I have a week of events coming up:

  • Monday 28 April: giving a guest lecture at Bath Spa University for an English Literature module called ‘Reading Communities

  • Wednesday 30 April: heading to London to participate as an advisory group member for 2 days at Birkbeck for the Recovery Histories’ oral history project

  • Saturday 3 May: talking at Tate St Ives about Ithel Colquhoun: Between Worlds.


Volcanic Landscape, c. 1941, Colquhoun (+ filters)
Volcanic Landscape, c. 1941, Colquhoun (+ filters)

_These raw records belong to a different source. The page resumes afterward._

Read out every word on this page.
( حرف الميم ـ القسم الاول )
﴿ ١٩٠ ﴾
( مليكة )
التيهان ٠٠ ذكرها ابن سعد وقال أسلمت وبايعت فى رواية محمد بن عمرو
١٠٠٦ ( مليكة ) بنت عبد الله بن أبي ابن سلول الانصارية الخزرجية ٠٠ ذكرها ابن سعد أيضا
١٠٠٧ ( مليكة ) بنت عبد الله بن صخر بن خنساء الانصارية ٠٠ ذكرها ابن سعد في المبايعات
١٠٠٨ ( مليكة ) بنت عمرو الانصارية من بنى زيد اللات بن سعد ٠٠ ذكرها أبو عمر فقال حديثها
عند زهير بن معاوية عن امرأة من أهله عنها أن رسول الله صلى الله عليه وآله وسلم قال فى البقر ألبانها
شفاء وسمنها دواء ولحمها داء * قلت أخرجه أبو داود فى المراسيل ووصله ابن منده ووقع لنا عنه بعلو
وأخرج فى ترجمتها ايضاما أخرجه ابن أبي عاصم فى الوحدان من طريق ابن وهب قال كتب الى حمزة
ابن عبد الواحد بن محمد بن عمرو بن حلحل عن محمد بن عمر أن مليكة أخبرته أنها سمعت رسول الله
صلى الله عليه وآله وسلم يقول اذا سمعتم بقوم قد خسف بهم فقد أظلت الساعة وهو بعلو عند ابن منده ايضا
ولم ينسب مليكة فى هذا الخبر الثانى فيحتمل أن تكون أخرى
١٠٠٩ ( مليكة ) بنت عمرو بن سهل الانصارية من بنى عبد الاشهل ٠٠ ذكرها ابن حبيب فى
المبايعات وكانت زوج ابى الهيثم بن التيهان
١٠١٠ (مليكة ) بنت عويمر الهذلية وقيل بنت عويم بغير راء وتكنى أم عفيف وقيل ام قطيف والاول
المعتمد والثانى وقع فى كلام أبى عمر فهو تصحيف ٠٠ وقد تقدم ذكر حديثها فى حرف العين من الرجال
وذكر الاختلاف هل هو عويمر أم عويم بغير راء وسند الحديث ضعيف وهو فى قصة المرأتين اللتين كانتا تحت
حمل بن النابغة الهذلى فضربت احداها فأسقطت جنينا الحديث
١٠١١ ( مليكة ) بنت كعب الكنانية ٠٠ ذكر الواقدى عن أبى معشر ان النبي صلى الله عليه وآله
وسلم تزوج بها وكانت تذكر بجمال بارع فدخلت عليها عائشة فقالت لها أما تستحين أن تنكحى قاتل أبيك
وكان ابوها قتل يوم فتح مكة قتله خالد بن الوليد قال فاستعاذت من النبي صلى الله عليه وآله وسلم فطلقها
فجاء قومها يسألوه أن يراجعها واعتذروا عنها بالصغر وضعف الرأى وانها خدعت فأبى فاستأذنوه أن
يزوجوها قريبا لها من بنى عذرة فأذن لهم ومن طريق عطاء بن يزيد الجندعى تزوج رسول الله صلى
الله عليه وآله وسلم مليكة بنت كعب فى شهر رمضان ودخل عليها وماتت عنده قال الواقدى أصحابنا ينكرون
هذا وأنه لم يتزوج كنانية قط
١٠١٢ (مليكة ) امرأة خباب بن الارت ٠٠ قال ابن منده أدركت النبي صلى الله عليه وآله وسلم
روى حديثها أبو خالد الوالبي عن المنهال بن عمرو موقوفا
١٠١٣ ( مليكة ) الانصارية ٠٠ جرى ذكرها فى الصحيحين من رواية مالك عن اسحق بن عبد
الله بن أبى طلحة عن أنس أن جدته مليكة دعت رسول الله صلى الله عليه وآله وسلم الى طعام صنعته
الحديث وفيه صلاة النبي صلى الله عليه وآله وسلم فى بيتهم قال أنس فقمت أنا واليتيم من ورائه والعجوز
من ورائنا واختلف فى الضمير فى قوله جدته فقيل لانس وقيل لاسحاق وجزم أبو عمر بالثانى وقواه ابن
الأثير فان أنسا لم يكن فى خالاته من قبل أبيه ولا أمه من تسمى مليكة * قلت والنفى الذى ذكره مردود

These three very different occasions – with no connection other than being in the same week – have prompted me to reflect on my academic directions. That the first is at Bath where I started out on my BA, and the second at Birkbeck where I did my MA & PhD, also feels significant. I’d like to draw some kind of map through some of the fields my career has spanned to find a way of navigating or taking stock... and so I’ve come up with a few broad overlapping categories into which to group my books, etc.:


Sound and vibration

Oral history, life writing

Environment, place, rocks, Cornwall

Reading and libraries

Psychology, memory, and trauma

Gothic and other literary studies

Creative writing

So now I have this list of categories to tidy lots of my mess into, and it all seems to make much more sense :-)



PS

reminded of a “Chinese encyclopedia” in which “animals are divided into: (a) belonging to the Emperor, (b) embalmed, (c) tame, (d) sucking pigs, (e) sirens, (f) fabulous, (g) stray dogs, (h) included in the present classification, (i) frenzied, (j) innumerable, (k) drawn with a very fine camelhair brush, (1) et cetera, (m) having just broken the water pitcher, (n) that from a long way off ”look like flies”.